Ensemble approach for higher accuracy:
class EnsembleTagger(POSTaggerBase):
    def __init__(self, taggers: list[POSTaggerBase], weights: list[float]):
        self.taggers = taggers
        self.weights = weights

    def tag_word_with_confidence(self, word: str) -> POSPrediction:
        predictions = [
            t.tag_word_with_confidence(word) for t in self.taggers
        ]

        # Weighted voting
        votes = {}
        for pred, weight in zip(predictions, self.weights):
            votes[pred.tag] = votes.get(pred.tag, 0) + weight * pred.confidence

        best_tag = max(votes, key=votes.get)
        confidence = votes[best_tag] / sum(self.weights)

        return POSPrediction(word=word, tag=best_tag, confidence=confidence)

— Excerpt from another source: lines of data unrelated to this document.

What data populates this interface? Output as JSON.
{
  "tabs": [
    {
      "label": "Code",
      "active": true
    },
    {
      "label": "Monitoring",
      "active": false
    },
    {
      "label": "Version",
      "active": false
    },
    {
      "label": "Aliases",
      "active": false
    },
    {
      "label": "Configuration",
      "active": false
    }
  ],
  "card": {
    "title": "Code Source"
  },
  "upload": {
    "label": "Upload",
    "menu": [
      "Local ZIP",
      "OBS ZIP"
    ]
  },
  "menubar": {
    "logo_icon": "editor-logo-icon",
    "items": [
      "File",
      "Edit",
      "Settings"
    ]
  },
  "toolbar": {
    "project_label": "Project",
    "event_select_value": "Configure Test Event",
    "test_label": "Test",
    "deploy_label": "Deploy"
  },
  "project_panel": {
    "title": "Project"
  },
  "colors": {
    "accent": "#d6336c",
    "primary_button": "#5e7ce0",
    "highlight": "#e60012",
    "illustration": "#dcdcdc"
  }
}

    # ... implement other methods

# Usage
from myspellchecker.algorithms.pos_tagger_rule import RuleBasedPOSTagger
from myspellchecker.algorithms.pos_tagger_transformer import TransformerPOSTagger

ensemble = EnsembleTagger(
    taggers=[
        RuleBasedPOSTagger(),
        TransformerPOSTagger(),
    ],
    weights=[0.3, 0.7]  # Trust transformer more
)

Caching Strategies

Optimize performance with intelligent caching:
from functools import lru_cache
from myspellchecker.algorithms.pos_tagger_transformer import TransformerPOSTagger

class CachedTransformerTagger(TransformerPOSTagger):
    def __init__(self, *args, cache_size=10000, **kwargs):
        super().__init__(*args, **kwargs)
        self._setup_cache(cache_size)

    def _setup_cache(self, cache_size):
        self._tag_word_cached = lru_cache(maxsize=cache_size)(
            super().tag_word
        )

    def tag_word(self, word: str) -> str:
        return self._tag_word_cached(word)

# Usage - 10x speedup for repeated words
tagger = CachedTransformerTagger(cache_size=50000)

Acknowledgments

Transformer POS Model

The default transformer-based POS tagger uses the myanmar-pos-model by Chuu Htet Naing:
AttributeValue
Modelchuuhtetnaing/myanmar-pos-model
AuthorChuu Htet Naing
Base ModelXLM-RoBERTa
Accuracy93.37%
F1 Score92.24%
LicensePlease refer to the model’s Hugging Face page for license information
This model was trained specifically for Myanmar/Burmese Part-of-Speech tagging and provides state-of-the-art accuracy for the language. Citation: If you use the transformer POS tagger in your research, please cite the original model:
@misc{chuuhtetnaing-myanmar-pos,
  author = {Chuu Htet Naing},
  title = {Myanmar POS Model},
  year = {2024},
  publisher = {Hugging Face},
  url = {https://huggingface.co/chuuhtetnaing/myanmar-pos-model}
}
We express our gratitude to Chuu Htet Naing for making this model publicly available, which significantly enhances the accuracy of Myanmar language processing in mySpellChecker.